Use your hands to gently press the dough into a ball. Cover and refrigerate until firm but not hard, about 30 minutes (if making ahead, let the dough stand at room temp until pliable but still cold). Do not roll out until just before the tarte Tatin’s fruit is finished cooking.
Makes enough for 2 tartes (can be frozen, well-wrapped, for a month).
The actual tarte:
4 large Granny Smith apples
4 large Pink Lady apples
2 tablespoons fresh lemon juice
3/4 cup sugar
1/2 recipe Tarte Tatin Pastry (see above!)
crème fraiche for serving (optional)
Position a rack in the bottom third of the oven and heat the oven to 375º. Peel, quarter and core the apples. Place in a large bowl and toss with lemon juice, set aside. Place the sugar in a 10-inch skillet or tarte Tatin pan over low heat. When some of the sugar begins to melt, begin stirring with a wooden spoon till all the sugar is melted and begins to turn a pale golden color.
Remove the pan from the heat. Begin arranging the apple pieces in the skillet, rounded side down, in concentric circles, fitting them as close together as possible. Fill the center with 2 or 3 apple pieces, as needed. Arrange remaining pieces, rounded side up, in concentric circles on top of the first layer, fillling in the gaps. Cut the butter into small pieces and scatter over the apples.
Place the pan over medium heat and cook until the sugar turns a deep caramel color and the juices released are nearly evaporated, about 15-20 min. Remove from heat.
Flour a work surface and a rolling pin well. Pat your dough into a disk with your hands. Roll the dough into a circle that is 1/4″ thick and 12″ wide, flouring the surface under the dough and the rolling pin to prevent sticking. Carefully place the pastry round over the fruit in the skillet. Trim the dough to 1/2″ larger than the skillet and tuck the overhanging dough in around the fruit.
Bake until the the crust is golden brown, about 25-30 minutes. Remove from oven and let rest for 10 minutes.

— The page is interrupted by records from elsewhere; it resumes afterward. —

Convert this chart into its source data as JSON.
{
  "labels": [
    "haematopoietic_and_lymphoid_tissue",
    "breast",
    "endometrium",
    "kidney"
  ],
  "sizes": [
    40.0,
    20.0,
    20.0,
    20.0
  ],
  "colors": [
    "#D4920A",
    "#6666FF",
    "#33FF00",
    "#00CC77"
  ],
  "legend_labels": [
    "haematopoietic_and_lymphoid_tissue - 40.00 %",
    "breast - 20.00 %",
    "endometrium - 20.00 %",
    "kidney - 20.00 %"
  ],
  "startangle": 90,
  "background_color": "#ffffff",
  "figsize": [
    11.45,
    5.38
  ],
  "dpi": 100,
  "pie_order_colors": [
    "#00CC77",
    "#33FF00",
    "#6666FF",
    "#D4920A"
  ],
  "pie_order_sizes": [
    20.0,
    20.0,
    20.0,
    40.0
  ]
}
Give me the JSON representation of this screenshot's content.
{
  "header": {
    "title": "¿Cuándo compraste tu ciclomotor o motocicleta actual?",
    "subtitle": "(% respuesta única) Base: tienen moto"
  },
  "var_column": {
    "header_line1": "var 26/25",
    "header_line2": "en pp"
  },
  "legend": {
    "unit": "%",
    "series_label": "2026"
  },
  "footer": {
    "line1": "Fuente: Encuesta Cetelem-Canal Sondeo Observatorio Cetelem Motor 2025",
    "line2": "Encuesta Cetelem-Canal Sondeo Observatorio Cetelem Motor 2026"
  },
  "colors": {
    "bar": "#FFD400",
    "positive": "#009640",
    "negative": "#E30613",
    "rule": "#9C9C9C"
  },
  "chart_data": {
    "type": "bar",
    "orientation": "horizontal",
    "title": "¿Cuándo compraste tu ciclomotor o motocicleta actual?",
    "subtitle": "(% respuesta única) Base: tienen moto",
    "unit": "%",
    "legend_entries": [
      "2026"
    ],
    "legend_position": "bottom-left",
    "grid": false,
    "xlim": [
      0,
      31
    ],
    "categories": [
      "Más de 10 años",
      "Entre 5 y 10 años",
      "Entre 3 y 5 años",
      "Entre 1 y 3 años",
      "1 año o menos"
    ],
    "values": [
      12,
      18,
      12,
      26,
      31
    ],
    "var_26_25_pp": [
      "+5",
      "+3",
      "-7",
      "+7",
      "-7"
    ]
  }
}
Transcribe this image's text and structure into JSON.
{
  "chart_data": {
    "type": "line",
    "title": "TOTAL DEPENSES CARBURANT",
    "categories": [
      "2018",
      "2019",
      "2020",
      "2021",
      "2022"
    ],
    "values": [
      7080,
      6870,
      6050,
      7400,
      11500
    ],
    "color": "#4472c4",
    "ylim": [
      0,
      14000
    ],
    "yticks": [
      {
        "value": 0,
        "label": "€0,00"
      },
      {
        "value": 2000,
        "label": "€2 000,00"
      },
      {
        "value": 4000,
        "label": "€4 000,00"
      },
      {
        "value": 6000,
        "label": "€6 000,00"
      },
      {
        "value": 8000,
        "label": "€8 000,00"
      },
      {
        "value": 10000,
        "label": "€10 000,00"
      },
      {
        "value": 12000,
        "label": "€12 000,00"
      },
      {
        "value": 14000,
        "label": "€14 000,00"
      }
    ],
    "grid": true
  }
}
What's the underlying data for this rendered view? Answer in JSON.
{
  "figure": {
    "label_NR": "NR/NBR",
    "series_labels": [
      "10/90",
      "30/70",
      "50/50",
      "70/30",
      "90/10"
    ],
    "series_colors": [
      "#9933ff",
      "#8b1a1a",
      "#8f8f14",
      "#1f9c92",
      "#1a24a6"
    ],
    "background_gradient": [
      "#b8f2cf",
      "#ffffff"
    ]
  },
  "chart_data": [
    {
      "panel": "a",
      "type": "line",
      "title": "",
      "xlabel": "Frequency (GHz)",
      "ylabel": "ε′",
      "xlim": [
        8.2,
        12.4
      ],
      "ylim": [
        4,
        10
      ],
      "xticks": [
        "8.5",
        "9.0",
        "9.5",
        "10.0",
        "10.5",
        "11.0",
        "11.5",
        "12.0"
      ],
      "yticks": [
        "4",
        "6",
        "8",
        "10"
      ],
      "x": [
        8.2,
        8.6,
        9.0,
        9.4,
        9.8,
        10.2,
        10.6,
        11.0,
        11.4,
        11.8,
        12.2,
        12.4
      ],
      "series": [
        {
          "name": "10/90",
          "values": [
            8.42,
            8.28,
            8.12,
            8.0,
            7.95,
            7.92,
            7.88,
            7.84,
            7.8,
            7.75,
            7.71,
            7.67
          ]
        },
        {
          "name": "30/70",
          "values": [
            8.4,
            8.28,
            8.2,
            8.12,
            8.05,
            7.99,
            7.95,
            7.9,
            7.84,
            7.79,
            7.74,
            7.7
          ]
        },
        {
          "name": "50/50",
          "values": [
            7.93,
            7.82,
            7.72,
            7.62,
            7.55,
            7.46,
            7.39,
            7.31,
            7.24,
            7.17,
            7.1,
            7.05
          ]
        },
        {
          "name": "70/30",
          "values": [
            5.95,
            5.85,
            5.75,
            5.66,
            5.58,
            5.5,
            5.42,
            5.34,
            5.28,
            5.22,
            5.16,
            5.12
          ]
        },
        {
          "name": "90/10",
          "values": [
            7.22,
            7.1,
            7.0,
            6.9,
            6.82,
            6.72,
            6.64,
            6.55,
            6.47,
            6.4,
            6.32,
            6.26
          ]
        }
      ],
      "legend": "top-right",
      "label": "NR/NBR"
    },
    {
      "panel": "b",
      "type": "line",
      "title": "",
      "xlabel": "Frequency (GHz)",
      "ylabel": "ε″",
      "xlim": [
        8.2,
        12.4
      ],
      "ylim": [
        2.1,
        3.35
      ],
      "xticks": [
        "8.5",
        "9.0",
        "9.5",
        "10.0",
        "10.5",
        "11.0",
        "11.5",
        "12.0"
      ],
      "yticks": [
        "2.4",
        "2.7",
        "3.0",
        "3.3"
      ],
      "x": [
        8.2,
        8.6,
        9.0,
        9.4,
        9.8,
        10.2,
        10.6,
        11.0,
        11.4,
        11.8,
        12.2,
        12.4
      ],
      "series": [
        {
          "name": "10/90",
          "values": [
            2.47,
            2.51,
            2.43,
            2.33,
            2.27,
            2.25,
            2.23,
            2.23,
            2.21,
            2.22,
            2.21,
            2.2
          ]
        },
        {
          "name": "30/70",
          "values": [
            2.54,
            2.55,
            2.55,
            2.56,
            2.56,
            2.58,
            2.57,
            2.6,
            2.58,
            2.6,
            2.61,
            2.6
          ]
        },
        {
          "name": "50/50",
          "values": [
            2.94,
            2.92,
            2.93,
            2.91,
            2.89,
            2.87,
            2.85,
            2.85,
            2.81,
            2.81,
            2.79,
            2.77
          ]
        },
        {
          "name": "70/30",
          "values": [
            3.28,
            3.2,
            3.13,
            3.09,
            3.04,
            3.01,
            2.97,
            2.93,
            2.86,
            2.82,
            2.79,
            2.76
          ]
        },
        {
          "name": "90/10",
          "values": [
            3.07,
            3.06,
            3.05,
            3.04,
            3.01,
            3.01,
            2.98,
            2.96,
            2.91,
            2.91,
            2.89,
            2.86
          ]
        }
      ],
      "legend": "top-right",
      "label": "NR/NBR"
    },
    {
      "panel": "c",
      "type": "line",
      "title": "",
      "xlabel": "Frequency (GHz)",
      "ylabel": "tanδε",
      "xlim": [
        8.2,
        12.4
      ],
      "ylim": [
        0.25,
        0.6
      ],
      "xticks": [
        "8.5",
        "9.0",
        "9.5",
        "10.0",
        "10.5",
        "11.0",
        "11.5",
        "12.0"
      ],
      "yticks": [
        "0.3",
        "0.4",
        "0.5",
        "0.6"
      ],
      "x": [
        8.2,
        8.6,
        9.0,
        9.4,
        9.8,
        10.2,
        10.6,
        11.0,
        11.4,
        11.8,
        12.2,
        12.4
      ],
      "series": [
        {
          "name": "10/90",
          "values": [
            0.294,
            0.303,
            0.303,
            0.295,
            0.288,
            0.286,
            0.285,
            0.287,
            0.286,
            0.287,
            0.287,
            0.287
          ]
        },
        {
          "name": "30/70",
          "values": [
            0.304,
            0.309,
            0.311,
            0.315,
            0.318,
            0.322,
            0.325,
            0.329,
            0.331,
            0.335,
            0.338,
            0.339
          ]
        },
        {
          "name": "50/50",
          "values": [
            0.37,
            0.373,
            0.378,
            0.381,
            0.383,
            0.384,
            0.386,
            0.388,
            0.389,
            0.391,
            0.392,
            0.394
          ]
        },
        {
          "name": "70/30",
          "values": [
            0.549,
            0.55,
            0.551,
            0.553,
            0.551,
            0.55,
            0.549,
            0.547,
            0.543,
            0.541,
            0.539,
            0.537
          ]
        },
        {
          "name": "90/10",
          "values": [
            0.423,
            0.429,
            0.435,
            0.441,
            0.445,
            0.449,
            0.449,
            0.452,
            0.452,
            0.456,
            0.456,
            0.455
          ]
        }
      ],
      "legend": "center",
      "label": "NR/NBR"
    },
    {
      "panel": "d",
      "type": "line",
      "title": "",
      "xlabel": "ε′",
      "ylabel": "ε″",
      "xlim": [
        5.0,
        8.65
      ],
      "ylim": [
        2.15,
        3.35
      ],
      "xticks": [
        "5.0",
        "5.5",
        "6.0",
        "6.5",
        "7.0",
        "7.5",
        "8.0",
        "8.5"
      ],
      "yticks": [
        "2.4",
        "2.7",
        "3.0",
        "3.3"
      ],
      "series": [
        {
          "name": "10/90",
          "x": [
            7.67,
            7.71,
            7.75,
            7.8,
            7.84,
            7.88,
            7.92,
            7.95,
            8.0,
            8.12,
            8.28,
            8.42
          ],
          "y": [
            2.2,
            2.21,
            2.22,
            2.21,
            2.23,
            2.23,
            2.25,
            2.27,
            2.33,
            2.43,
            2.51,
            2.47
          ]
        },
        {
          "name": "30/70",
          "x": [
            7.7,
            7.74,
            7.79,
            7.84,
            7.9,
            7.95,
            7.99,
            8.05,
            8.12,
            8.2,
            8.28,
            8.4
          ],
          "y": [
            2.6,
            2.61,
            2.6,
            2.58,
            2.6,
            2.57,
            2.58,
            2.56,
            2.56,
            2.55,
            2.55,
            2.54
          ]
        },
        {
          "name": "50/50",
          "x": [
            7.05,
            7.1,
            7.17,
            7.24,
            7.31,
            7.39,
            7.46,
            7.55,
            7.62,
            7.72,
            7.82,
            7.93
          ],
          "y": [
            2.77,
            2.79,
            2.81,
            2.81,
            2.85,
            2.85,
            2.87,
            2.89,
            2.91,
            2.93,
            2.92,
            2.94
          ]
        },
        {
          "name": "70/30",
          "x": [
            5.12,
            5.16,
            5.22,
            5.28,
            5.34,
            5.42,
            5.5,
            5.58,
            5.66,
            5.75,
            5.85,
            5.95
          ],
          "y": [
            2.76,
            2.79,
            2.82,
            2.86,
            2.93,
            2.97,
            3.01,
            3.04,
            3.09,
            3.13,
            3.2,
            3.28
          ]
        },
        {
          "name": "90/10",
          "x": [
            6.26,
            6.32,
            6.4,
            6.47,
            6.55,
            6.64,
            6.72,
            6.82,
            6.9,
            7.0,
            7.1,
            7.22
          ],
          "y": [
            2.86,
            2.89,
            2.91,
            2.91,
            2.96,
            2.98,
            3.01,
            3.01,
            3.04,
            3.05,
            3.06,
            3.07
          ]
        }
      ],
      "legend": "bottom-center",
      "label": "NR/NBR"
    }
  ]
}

Run a small sharp knife around the edges of the tarte to loosen. Place a large plate or platter over the skillet. Using 2 kitchen towels, hold the plate and the skillet together and carefully but quickly invert the tarte on the plate. Let stand for a few minutes to cool slightly. Cut into wedge and serve with crème fraiche, if desired.
Cooking notes: We used a 10″ cast-iron skillet; people have had success with stainless steel All-Clad and of course actual tarte Tatin pans. Having never made one of these before, Reid was kind of skeptical about cutting the apples into quarters. “Doesn’t it seem kind of chunky? Like we should be making slices?” Obviously, we left it up to Amanda Hesser and Molly O’Neill and they didn’t steer us wrong. Slices wouldn’t have held up to the caramelizing and turned into mush.
Apparently, the traditional French choice for this are Golden Delicious apples. We used 1/2 Pink Lady and 1/2 Granny Smith and it wasn’t too sweet. The recipe calls for Granny Smith, but I think any apple that is firm and flavorful will do ya good. We also didn’t use all the apples, but we got huge ones.
I recommend putting the cast iron skillet on a baking sheet when you put it into the oven (we didn’t, and got buttery apple juice on our oven floor). Get someone more coordinated than you to flip the tarte onto your serving plate if you feel nervous.
Also: revel in its buttery, sugary, appley glory as it boils away on your stove. We did.